Zur Geschichte des HLZ

Talentförderung für den Handball par excellence in Bensheim. Das Handball-Leistungszentrum Bergstraße kann auf über fünfzehn Jahre erfolgreiche Arbeit zurückblicken. Im September 1989 wurde am Schulsportzentrum des Alten Kurfürstlichen Gymnasiums (AKG) in Bensheim das Handball-Leistungszentrum (HLZ) ins Leben gerufen und hat seitdem mit seiner Arbeit bundesweit für Aufmerksamkeit gesorgt - schließlich ist das HLZ die einzige Institution seiner Art.

Die Sichtung und Förderung der talentierten Jugendlichen erfolgt in enger Zusammenarbeit mit dem Handballbezirk Darmstadt und den umliegenden Vereinen. Das Leistungszentrum steht aber ausdrücklich allen Handballtalente ab der fünften Klasse, gleich von welcher Schule, offen. Für jeden Jahrgang werden an mindestens zwei Tagen pro Woche Trainingseinheiten angeboten, die von engagierten und qualifizierten Trainern gehalten werden.

"Wichtig ist, daß wir nicht in Konkurrenz zu den Vereinen stehen, sondern mit den Vereinen arbeiten wollen, um den Handballsport zu fördern", erläutert der Gründer des Handball-Leistungszentrums, Heribert Kittel: "Wir können im HLZ auf individuelle Technik und Taktik eingehen, für die im Vereinstraining mitunter einfach die Zeit fehlt."
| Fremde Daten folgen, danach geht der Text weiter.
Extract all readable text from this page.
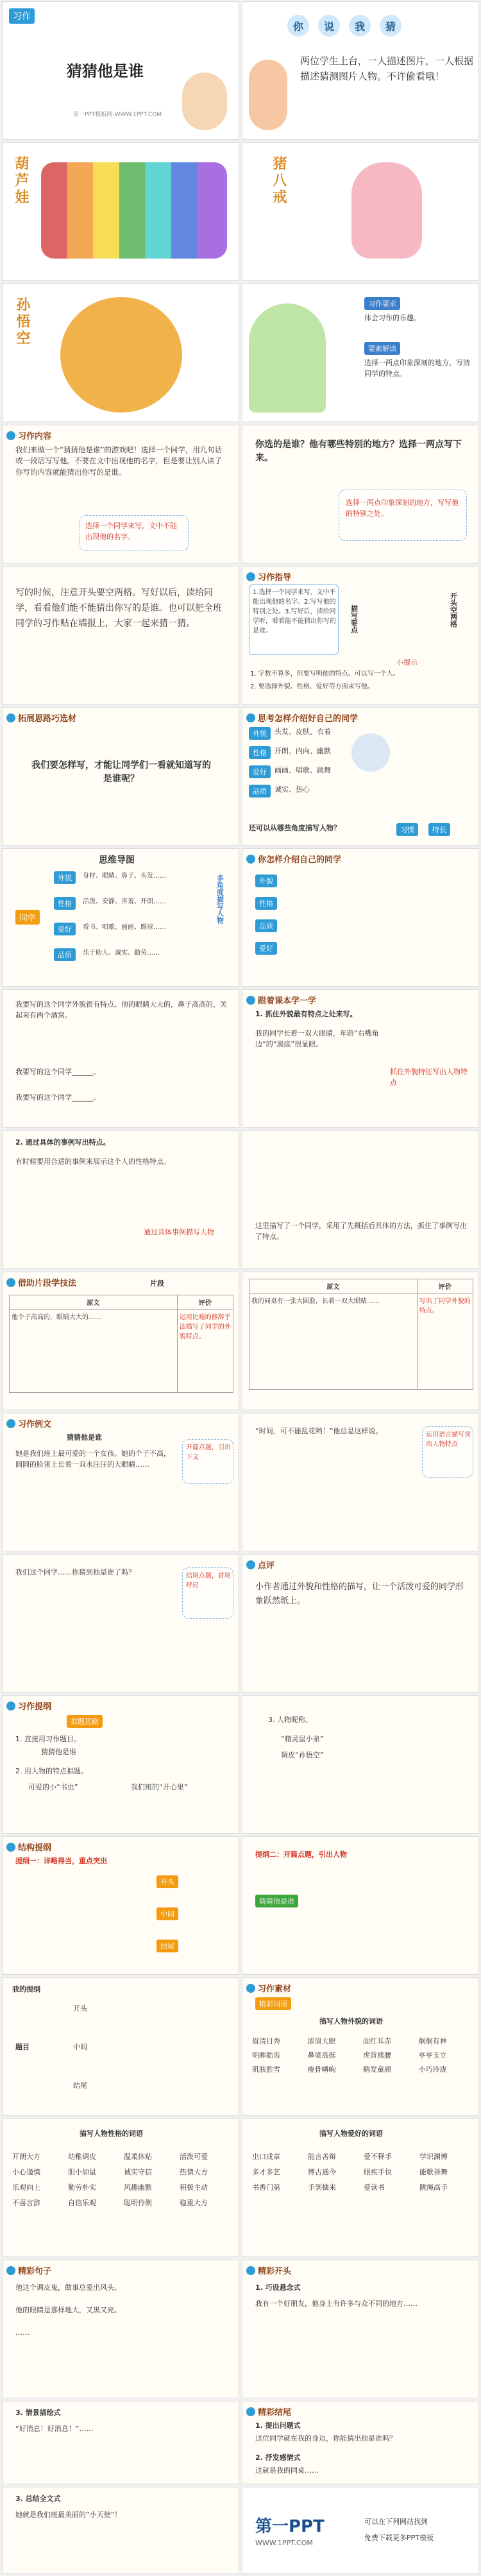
习作
猜猜他是谁
第一PPT模板网-WWW.1PPT.COM
你	说	我	猜
两位学生上台，一人描述图片，一人根据描述猜测图片人物。不许偷看哦！
葫芦娃	猪八戒
孙悟空	习作要求
体会习作的乐趣。
要素解读
选择一两点印象深刻的地方，写清同学的特点。
习作内容
我们来做一个“猜猜他是谁”的游戏吧！选择一个同学，用几句话或一段话写写他。不要在文中出现他的名字，但是要让别人读了你写的内容就能猜出你写的是谁。
选择一个同学来写，文中不能出现他的名字。
你选的是谁？他有哪些特别的地方？选择一两点写下来。
选择一两点印象深刻的地方，写写他的特别之处。
写的时候，注意开头要空两格。写好以后，读给同学，看看他们能不能猜出你写的是谁。也可以把全班同学的习作贴在墙报上，大家一起来猜一猜。
习作指导
1.选择一个同学来写。文中不能出现他的名字。2.写写他的特别之处。3.写好后，读给同学听，看看能不能猜出你写的是谁。	描写要点	开头空两格
小提示
1. 字数不算多，但要写明他的特点。可以写一个人。
2. 要选择外貌、性格、爱好等方面来写他。
思考怎样介绍好自己的同学
外貌	头发、皮肤、衣着
性格	开朗、内向、幽默
爱好	画画、唱歌、跳舞
品质	诚实、热心
还可以从哪些角度描写人物？	习惯	特长
拓展思路巧选材
我们要怎样写，才能让同学们一看就知道写的是谁呢？
思维导图
同学
外貌	身材、眼睛、鼻子、头发……
性格	活泼、安静、害羞、开朗……
爱好	看书、唱歌、画画、踢球……
品质	乐于助人、诚实、勤劳……
多角度描写人物
你怎样介绍自己的同学
外貌
性格
品质
爱好
我要写的这个同学外貌很有特点。他的眼睛大大的，鼻子高高的，笑起来有两个酒窝。
我要写的这个同学______。
我要写的这个同学______。
跟着课本学一学
1. 抓住外貌最有特点之处来写。
我的同学长着一双大眼睛，年龄“右嘴角边”的“黑痣”很显眼。
抓住外貌特征写出人物特点
2. 通过具体的事例写出特点。
有时候要用合适的事例来展示这个人的性格特点。
通过具体事例描写人物
这里描写了一个同学，采用了先概括后具体的方法，抓住了事例写出了特点。
借助片段学技法	片段
原文	评价
他个子高高的，眼睛大大的……	运用比喻的修辞手法描写了同学的外貌特点。
原文	评价
我的同桌有一张大圆脸，长着一双大眼睛……	写出了同学外貌的特点。
习作例文
猜猜他是谁
她是我们班上最可爱的一个女孩。她的个子不高，圆圆的脸蛋上长着一双水汪汪的大眼睛……
开篇点题，引出下文
“时间，可不能乱花哟！”他总是这样说。	运用语言描写突出人物特点
我们这个同学……你猜到他是谁了吗？	结尾点题，首尾呼应
点评
小作者通过外貌和性格的描写，让一个活泼可爱的同学形象跃然纸上。
习作提纲
拟题思路
1. 直接用习作题目。
猜猜他是谁
2. 用人物的特点拟题。
可爱的小“书虫”	我们班的“开心果”
3. 人物昵称。
“精灵鼠小弟”
调皮“孙悟空”
结构提纲
提纲一：详略得当，重点突出
开头
中间
结尾
提纲二：开篇点题，引出人物
猜猜他是谁
我的提纲
题目
开头
中间
结尾
习作素材
精彩词语
描写人物外貌的词语
眉清目秀	浓眉大眼	面红耳赤	炯炯有神
明眸皓齿	鼻梁高挺	虎背熊腰	亭亭玉立
肌肤胜雪	瘦骨嶙峋	鹤发童颜	小巧玲珑
描写人物性格的词语
开朗大方	幼稚调皮	温柔体贴	活泼可爱
小心谨慎	胆小如鼠	诚实守信	热情大方
乐观向上	勤劳朴实	风趣幽默	积极主动
不喜言辞	自信乐观	聪明伶俐	稳重大方
描写人物爱好的词语
出口成章	能言善辩	爱不释手	学识渊博
多才多艺	博古通今	眼疾手快	能歌善舞
书香门第	手到擒来	爱读书	跳绳高手
精彩句子
他这个调皮鬼，做事总爱出风头。
他的眼睛是那样地大，又黑又亮。
……
精彩开头
1. 巧设悬念式
我有一个好朋友，他身上有许多与众不同的地方……
3. 情景描绘式
“好消息！好消息！”……
精彩结尾
1. 提出问题式
这位同学就在我的身边，你能猜出他是谁吗？
2. 抒发感情式
这就是我的同桌……
3. 总结全文式
她就是我们班最美丽的“小天使”！
第一PPT
WWW.1PPT.COM
可以在下列网站找到
免费下载更多PPT模板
Nach anfänglichen Schwierigkeiten hat sich das Leistungszentrum einen sehr guten Ruf erarbeitet. Derzeit nehmen über 100 Handballerinnen und Handballer am Training des Leistungszentrums teil, nachdem man 1989 mit 27 Talenten startete. Der Sitz des HLZ ist seit seiner Gründung die Bensheimer Weststadthalle. Für das Training wurde Studienrätin Claudia Richter als Cheftrainerin vom Staatlichen Schulamt im Jahr 2000 als Nachfolgerin des Mitbegründers des HLZ, Heribert Kittel, eingesetzt. Seit dem Schuljahr 2005/06 ist der am AKG Benheim tätige Studienrat Lars Jung der Sportliche Leiter des HLZ, während Claudia Richter nach wie vor als Trainerin im HLZ tätig ist. Nach der Verabschiedung von Lars Jung im Sommer 2009 wurde Claudia Richter seine Nachfolgerin als Sportliche Leiterin. Die Weststadthalle wird dem Handball-Leistungszentrum von der Stadt Bensheim kostenlos als Trainingsstätte zur Verfügung gestellt.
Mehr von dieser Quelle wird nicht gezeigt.